About $\pi_1(\mathbb{R P}^n)$.

The proof of this is based on the idea given on page 21 here. It's about finding the fundamental groups of the sphere and the Projective Plane without using Van Kampen's theorem. It still seems like a weak form of it, though.
Let $\nu=(0,\dots,1),\xi=-\nu\in S^n$. Also let $I=[0,1]$.
Lemma 1. Let $\gamma$ be a loop in $S^n$ starting at $\xi$ such that $\gamma$ doesn't pass through $\nu$. Then $\gamma$ is nullhomotopic.
Proof. $\im\gamma\subseteq S^2-\nu\cong \bR^n$. Since $\bR^n$ is simply connected, $\gamma$ is nullhomotopic.

Lemma 2. Let $\gamma$ a loop in $S^n$ starting at $\xi$ which passes through $\nu$. Then $\gamma$ is homotopic to a loop in $S^n-\nu$.
Proof. Let $U$ be a small open ball around $\nu$ and $U'$ a bigger ball, such that $\overline{U}\subseteq U'$. Since $\gamma^{-1}(v)$ is closed in $I$ then it's compact. Now, $\gamma^{-1}(U)$ is a union of open, disjoint intervals which cover $\gamma^{-1}(\nu)$; take a finite number of them which still cover $\gamma^{-1}(\nu)$, say $\{I_k\}_{k=1}^n$ such that $\overline{I_k}=[a_k,b_k]$ for each $k$, and note that $\gamma(I_k)\subseteq \gamma(\gamma^{-1}(U))\subseteq U$. Also $\gamma(\overline{I_k})\subseteq U'$. Since $U'$ is simply connected, then, for each $k$, the curve $\gamma|_{\overline{I_k}}$ is homotopic to any curve $\gamma_k$ with the same endpoints not passing through $\xi$.
Then
$$[\gamma]=[\gamma|_{[0,a_1]}*\gamma_1*\gamma|_{[b_1,a_2]}*\cdots*\gamma_n*\gamma|_{[b_n,1]}]$$
where
$$\gamma|_{[0,a_1]}*\gamma_1*\gamma|_{[b_1,a_2]}*\cdots*\gamma_n*\gamma|_{[b_n,1]}$$
is a loop starting at $\xi$, and not passing through $\nu$.
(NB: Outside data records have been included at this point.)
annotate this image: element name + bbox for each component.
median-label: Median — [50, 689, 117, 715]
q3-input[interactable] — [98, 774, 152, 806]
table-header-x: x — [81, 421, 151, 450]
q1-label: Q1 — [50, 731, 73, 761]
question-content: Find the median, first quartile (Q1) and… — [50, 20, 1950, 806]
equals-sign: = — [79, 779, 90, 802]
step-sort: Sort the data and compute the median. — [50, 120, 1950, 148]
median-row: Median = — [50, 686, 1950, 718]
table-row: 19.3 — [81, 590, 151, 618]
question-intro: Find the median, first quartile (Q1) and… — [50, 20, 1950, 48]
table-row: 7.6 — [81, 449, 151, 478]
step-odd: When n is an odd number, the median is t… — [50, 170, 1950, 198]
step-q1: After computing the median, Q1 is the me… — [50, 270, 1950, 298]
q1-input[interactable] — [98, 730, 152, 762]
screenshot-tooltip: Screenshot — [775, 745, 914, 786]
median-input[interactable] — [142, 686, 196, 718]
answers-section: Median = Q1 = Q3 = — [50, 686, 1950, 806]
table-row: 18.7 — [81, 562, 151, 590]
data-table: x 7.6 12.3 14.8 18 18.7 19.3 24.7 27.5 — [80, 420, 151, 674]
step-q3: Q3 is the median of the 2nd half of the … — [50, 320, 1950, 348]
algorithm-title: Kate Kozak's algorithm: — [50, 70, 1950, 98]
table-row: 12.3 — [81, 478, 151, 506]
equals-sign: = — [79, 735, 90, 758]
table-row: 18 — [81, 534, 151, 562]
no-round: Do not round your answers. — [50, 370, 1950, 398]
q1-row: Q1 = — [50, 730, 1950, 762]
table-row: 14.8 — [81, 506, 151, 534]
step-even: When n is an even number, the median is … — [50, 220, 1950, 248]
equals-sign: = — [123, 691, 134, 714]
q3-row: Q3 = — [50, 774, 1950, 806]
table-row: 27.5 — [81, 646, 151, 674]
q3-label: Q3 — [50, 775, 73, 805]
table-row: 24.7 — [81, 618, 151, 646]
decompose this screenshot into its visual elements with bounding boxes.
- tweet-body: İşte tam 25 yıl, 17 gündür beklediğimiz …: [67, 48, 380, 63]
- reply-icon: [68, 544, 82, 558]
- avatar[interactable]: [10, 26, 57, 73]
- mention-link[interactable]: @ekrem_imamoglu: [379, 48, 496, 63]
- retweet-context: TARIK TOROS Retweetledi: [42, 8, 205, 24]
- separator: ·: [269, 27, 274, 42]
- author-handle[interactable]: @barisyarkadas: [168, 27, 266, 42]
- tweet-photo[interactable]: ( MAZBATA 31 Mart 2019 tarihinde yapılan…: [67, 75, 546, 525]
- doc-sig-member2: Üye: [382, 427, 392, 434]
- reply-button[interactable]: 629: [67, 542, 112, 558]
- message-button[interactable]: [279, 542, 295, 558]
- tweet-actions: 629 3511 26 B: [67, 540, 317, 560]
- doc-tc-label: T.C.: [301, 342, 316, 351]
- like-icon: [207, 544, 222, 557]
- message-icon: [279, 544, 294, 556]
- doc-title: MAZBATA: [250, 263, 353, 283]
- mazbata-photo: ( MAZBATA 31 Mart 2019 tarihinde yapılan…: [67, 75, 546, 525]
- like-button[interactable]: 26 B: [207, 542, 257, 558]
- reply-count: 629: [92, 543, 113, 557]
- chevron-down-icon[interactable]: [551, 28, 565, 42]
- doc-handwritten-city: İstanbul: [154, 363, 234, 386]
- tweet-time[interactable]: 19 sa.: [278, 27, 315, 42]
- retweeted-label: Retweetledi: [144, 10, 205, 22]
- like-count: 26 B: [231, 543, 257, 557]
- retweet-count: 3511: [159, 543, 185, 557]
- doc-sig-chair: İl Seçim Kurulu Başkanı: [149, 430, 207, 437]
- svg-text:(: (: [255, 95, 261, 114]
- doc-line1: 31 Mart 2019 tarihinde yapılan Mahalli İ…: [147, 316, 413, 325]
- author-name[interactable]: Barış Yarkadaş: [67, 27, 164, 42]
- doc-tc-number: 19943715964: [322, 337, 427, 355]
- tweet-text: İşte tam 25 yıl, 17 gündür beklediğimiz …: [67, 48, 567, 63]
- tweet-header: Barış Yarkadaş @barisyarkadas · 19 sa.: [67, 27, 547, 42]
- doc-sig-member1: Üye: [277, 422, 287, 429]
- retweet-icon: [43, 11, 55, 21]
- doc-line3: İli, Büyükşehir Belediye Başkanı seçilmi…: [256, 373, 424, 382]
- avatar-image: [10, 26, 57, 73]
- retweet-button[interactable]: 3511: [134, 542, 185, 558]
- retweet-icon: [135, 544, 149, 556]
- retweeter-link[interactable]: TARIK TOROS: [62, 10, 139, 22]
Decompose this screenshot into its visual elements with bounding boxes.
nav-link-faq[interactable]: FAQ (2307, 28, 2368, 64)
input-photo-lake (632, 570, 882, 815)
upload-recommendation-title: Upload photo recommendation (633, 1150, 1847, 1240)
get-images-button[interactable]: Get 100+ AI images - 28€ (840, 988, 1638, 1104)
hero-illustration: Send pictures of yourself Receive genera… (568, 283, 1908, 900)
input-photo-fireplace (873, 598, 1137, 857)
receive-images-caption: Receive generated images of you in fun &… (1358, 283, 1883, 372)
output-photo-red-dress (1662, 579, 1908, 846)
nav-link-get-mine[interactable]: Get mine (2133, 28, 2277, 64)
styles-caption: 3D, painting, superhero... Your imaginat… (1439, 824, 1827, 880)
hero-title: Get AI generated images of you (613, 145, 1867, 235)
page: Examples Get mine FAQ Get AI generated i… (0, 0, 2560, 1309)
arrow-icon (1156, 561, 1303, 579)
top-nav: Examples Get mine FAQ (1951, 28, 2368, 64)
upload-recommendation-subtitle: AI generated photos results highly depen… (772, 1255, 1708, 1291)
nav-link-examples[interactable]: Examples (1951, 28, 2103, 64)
Corollary. $S^n$ is simply connected.
Proof. Every loop on $S^n$ starting at $\xi$ is homotopic to a loop not passing through $\nu$, which is nullhomotopic.

Proposition. $\pi_1(\bR\bP^n,\overline{x})\cong \bZ/2\bZ$ for any $\overline{x}\in\bR\bP^n$.
Proof. Let $\overline{x}=\{x,-x\}$ with $x\in S^n$. Let $\gamma$ be a loop in $\bR\bP^n$ starting at $\overline{x}$. Then it lifts to a curve $\tilde{\gamma}$ in $S^n$ starting at $x$. If $\tilde\gamma$ is itself a loop, then $\tilde\gamma$ is nullhomotopic and then $\gamma$ is also nullhomotopic. Then, let's suppose $\tilde\gamma$ is not a loop; so that $\tilde\gamma(1)=-x$ and $\gamma$ is not nullhomotopic. Let $\delta$ be another loop at $\overline{x}$ and $\tilde\delta$ its lift at $-x$. Then $\tilde\gamma*\tilde\delta$ is a loop, and also lifts $\gamma*\delta$ at $x$. So $\tilde\gamma*\tilde\delta$, and $\gamma*\delta$ are both nullhomotopic. So every element of $\pi_1(\bR\bP^n,\overline{x})$ is an inverse of $[\gamma]$, thus $\pi_1(\bR\bP^n,\overline{x})$ has at most two elements. Since $\gamma$ is not nullhomotopic, $\pi_1(\bR\bP^n,\overline{x})$ has exactly two elements. So $\pi_1(\bR\bP^n,\overline{x})\cong \bZ/2\bZ$.

Note. We can also use an argument about the number of sheets of the covering space $S^2$: The cardinal of the fiber of $\overline{x}$ is in a $1-1$ correspondence to the cardinal of $\pi_1(\bR\bP^n,\overline{x})$. Since the former has two elements, the later too. I like the proof above more, though.